To connect to an Hive server, the hive server host and port number is required. In addition to this, the authentication method needs to be provided based on the authentication configured on the hive server.

The driver supports two authentication methods:
  1. User authentication
  2. Kerberos authentication
Note:

This is controlled by the driver connection option AuthenticationMethod. If the value of this property is set to userIdPassword, then the user authentication is used and if it is set to Kerberos, the Kerberos authentication is used. Which authentication method to be used is primarily governed by the authentication configured on the Hive Server. The default value for this connection option is userIdPassword.

Here is a Sample connection URL when User authentication is used : jdbc:ibm:hive://<hive_server_host>:<hive_server_thrift_port>;<DatabaseName=value>

When Kerberos configuration is used, there are additional configuration steps that needs to be performed to be able to authenticate using Kerberos. The JDBC Driver needs an additional JAAS configuration file (JDBCDriverLogin.conf) which should be placed at the same location where the driver file is copied. By default, the driver would be installed under $ISHOME/ASBNode/lib/java and hence the JDBCDriverLogin.conf should be placed in the same location.

The JAAS configuration file (JDBCDriverLogin.conf) can contain multiple stanzas. When multiple stanzas are defined in the file, the connection parameter loginConfigName should be used to define the stanza to be used. The stanzas can be defined to either use the user cache file or the user keytab file. The entries in the stanza would change based on whether the keytab is used or cache file is being used. The parameters in the file are relevant to the IBM JDK. You may refer to the JAAS configuration link for IBM JDK for additional details on writing the JAAS Configuration.

JDBCDriverLogin.conf with a single stanza
JDBC_DRIVER_01 {
com.ibm.security.auth.module.Krb5LoginModule required
credsType=both
principal="dsadm@IBM.COM"
useKeytab="/home/dsadm/dsadm.keytab";
};
Note: principal here could be any kerberos user who has access to Hive. dsadm user is used an example here.
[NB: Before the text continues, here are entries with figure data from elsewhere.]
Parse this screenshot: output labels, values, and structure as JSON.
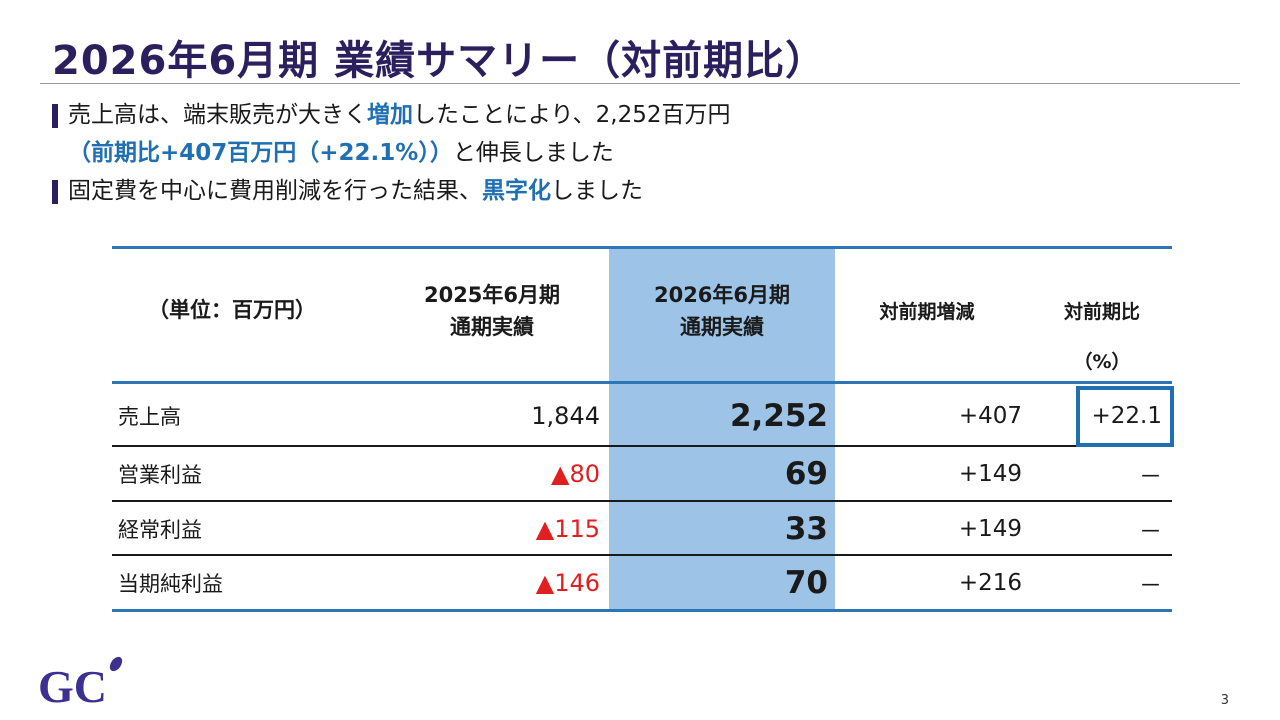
{
  "slide": {
    "title": "2026年6月期 業績サマリー（対前期比）",
    "page_number": "3"
  },
  "bullets": [
    {
      "line1": {
        "t1": "売上高は、端末販売が大きく",
        "hl": "増加",
        "t2": "したことにより、2,252百万円"
      },
      "line2": {
        "hl": "（前期比+407百万円（+22.1%））",
        "t2": "と伸長しました"
      }
    },
    {
      "line1": {
        "t1": "固定費を中心に費用削減を行った結果、",
        "hl": "黒字化",
        "t2": "しました"
      }
    }
  ],
  "table": {
    "headers": {
      "unit": "（単位：百万円）",
      "prev_line1": "2025年6月期",
      "prev_line2": "通期実績",
      "curr_line1": "2026年6月期",
      "curr_line2": "通期実績",
      "diff": "対前期増減",
      "ratio": "対前期比",
      "ratio_unit": "（%）"
    },
    "rows": [
      {
        "label": "売上高",
        "prev": "1,844",
        "curr": "2,252",
        "diff": "+407",
        "ratio": "+22.1"
      },
      {
        "label": "営業利益",
        "prev": "▲80",
        "curr": "69",
        "diff": "+149",
        "ratio": "－"
      },
      {
        "label": "経常利益",
        "prev": "▲115",
        "curr": "33",
        "diff": "+149",
        "ratio": "－"
      },
      {
        "label": "当期純利益",
        "prev": "▲146",
        "curr": "70",
        "diff": "+216",
        "ratio": "－"
      }
    ]
  },
  "logo": {
    "text": "GC"
  },
  "colors": {
    "title": "#2c1f5e",
    "highlight_text": "#1f6fb2",
    "highlight_column": "#9dc3e6",
    "negative": "#e02020",
    "table_rule": "#2e75b6"
  }
}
Here is a Sample connection URL when Kerberos authentication is being used and JDBCDriverLogin.conf has a single entry jdbc:ibm:hive://<hive_server_host>:<hive_server_thrift_port>;<DatabaseName=value>;AuthenticationMethod=kerberos;ServicePrincipalName=<hive_service_principal>

JDBCDriverLogin.conf with multiple stanzas
JDBC_DRIVER_dsadm_keytab {
com.ibm.security.auth.module.Krb5LoginModule required
credsType=both
principal="dsadm@IBM.COM"
useKeytab="/home/dsadm/dsadm.keytab";
};
JDBC_DRIVER_dsadm_cache{
com.ibm.security.auth.module.Krb5LoginModule required
credsType=initiator
principal="dsadm@IBM.COM"
useCcache="FILE:/home/dsadm/krb5cc_dsadm";
};

Here is a Sample connection URL when Kerberos authentication is being used and JDBCDriverLogin.conf has multiple entries. jdbc:ibm:hive://<hive_server_host>:<hive_server_thrift_port>;<DatabaseName=value>;AuthenticationMethod=kerberos;ServicePrincipalName=<hive_service_principal>;loginConfigName= JDBC_DRIVER_dsadm_keytab

Note:
  1. The configuration information provided above is for the IBM JDBC Hive Driver (that is, IBM branded Progress DataDirect JDBC Driver for Hive). You may refer to the respective driver documentation for configuration information if a different drive for Hive is being used.
  2. For additional connection options on the Progress DataDirect JDBC Driver for Hive, refer to Progress DataDirect JDBC Driver for Hive.